The creative process involved several preliminary sketches followed by four painted canvases, each from a different point of view. These canvases, which became the construction plans to create The Voyager, were variations on the theme that Storrier explored in another work, the Wayfarer – a painting which won the Archibald prize in 2012.

Rockhampton Regional Council Communities and Heritage spokesperson, Cr Drew Wickerson, thanked Tim Storrier for the donation of the work.

“On behalf of Rockhampton Regional Council I would like to thank Tim Storrier and Philip Bacon Galleries for this extremely generous donation,” he said.

“It is a very exciting addition to the RMOA Collection. Our collection of artworks by contemporary artists is already the envy of many galleries throughout Australia and this donation will certainly help to reinforce this reputation,” he said.

“Not only is it a valuable addition to the collection but it is a fascinating piece to view.

Its positioning at the front of RMOA will also bring a new visual element to Quay Street,” Cr Wickerson.

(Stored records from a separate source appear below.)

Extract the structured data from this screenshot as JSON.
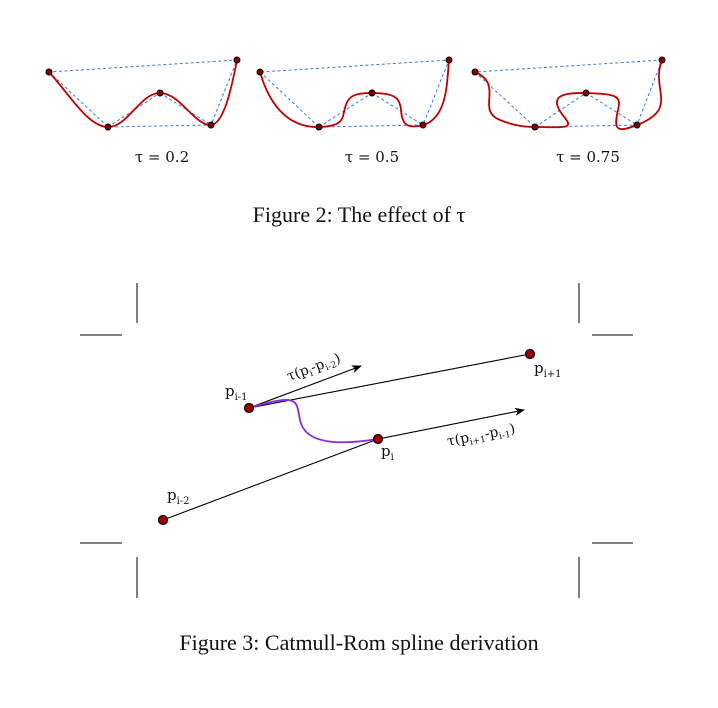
{
  "figure2": {
    "panels": [
      {
        "tau_label": "τ = 0.2"
      },
      {
        "tau_label": "τ = 0.5"
      },
      {
        "tau_label": "τ = 0.75"
      }
    ],
    "caption": "Figure 2:  The effect of τ",
    "colors": {
      "curve": "#c00000",
      "control_polygon": "#3a7bd5",
      "points": "#8b0000"
    }
  },
  "figure3": {
    "points": {
      "p_i_minus_2": {
        "base": "p",
        "sub": "i-2"
      },
      "p_i_minus_1": {
        "base": "p",
        "sub": "i-1"
      },
      "p_i": {
        "base": "p",
        "sub": "i"
      },
      "p_i_plus_1": {
        "base": "p",
        "sub": "i+1"
      }
    },
    "tangent_top": {
      "prefix": "τ(p",
      "sub1": "i",
      "mid": "-p",
      "sub2": "i-2",
      "suffix": ")"
    },
    "tangent_bottom": {
      "prefix": "τ(p",
      "sub1": "i+1",
      "mid": "-p",
      "sub2": "i-1",
      "suffix": ")"
    },
    "caption": "Figure 3:  Catmull-Rom spline derivation",
    "colors": {
      "curve": "#8a2be2",
      "points": "#a00000"
    }
  }
}
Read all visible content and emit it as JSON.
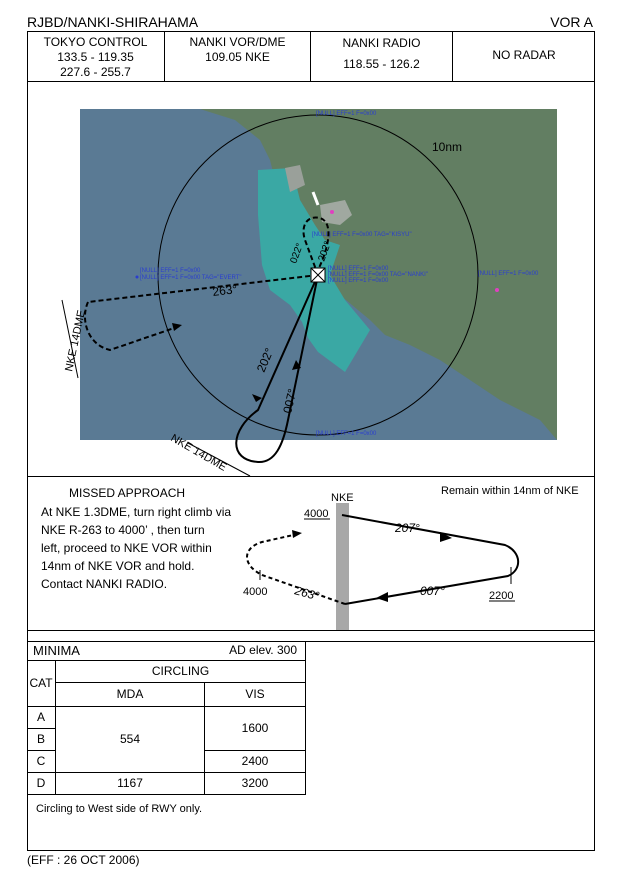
{
  "header": {
    "left": "RJBD/NANKI-SHIRAHAMA",
    "right": "VOR A"
  },
  "freq": [
    {
      "name": "TOKYO CONTROL",
      "lines": [
        "133.5 - 119.35",
        "227.6 - 255.7"
      ]
    },
    {
      "name": "NANKI VOR/DME",
      "lines": [
        "109.05   NKE"
      ]
    },
    {
      "name": "NANKI RADIO",
      "lines": [
        "118.55 - 126.2"
      ]
    },
    {
      "name": "NO RADAR",
      "lines": []
    }
  ],
  "plan": {
    "range_label": "10nm",
    "dme_label_west": "NKE 14DME",
    "dme_label_south": "NKE 14DME",
    "courses": [
      "263°",
      "202°",
      "007°",
      "202°",
      "022°"
    ],
    "map_artifacts": [
      "[NULL] EFF=1 F=0x00",
      "[NULL] EFF=1 F=0x00 TAG=\"KISYU\"",
      "[NULL] EFF=1 F=0x00",
      "[NULL] EFF=1 F=0x00 TAG=\"EVERT\"",
      "[NULL] EFF=1 F=0x00",
      "[NULL] EFF=1 F=0x00 TAG=\"NANKI\"",
      "[NULL] EFF=1 F=0x00",
      "[NULL] EFF=1 F=0x00",
      "[NULL] EFF=1 F=0x00"
    ],
    "colors": {
      "sea": "#5a7a94",
      "land": "#627e62",
      "shallow": "#3aa8a4",
      "restricted": "#e040c0"
    }
  },
  "missed_approach": {
    "title": "MISSED APPROACH",
    "lines": [
      "At NKE 1.3DME, turn right climb via",
      "NKE R-263  to 4000’ , then turn",
      "left, proceed to NKE VOR within",
      "14nm of NKE VOR and hold.",
      "Contact NANKI RADIO."
    ],
    "note": "Remain within 14nm of NKE",
    "profile": {
      "fix": "NKE",
      "alt_top": "4000",
      "alt_left": "4000",
      "alt_right": "2200",
      "course_out": "207°",
      "course_in": "007°",
      "course_missed": "263°"
    }
  },
  "minima": {
    "title": "MINIMA",
    "ad_elev": "AD elev. 300",
    "type": "CIRCLING",
    "cat_header": "CAT",
    "mda_header": "MDA",
    "vis_header": "VIS",
    "cats": [
      "A",
      "B",
      "C",
      "D"
    ],
    "mda_abc": "554",
    "mda_d": "1167",
    "vis_ab": "1600",
    "vis_c": "2400",
    "vis_d": "3200",
    "note": "Circling to West side of RWY only."
  },
  "footer": {
    "eff": "(EFF : 26 OCT 2006)"
  }
}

The Voyager is not the first artwork by Storrier in RMOA’s collection. An earlier work, a painting titled Above the plains of circa II (1976), was one of the pieces in the Rockhampton’s Foundation Collection, acquired through the efforts of Mayor Rex Pilbeam, the Right Reverand John Bayton and others in 1977.

Rockhampton Museum of Art is owned and operated by Rockhampton Regional Council.

PHOTO: RMOA Director Jonathan McBurnie with Time Storrier's The Voyager.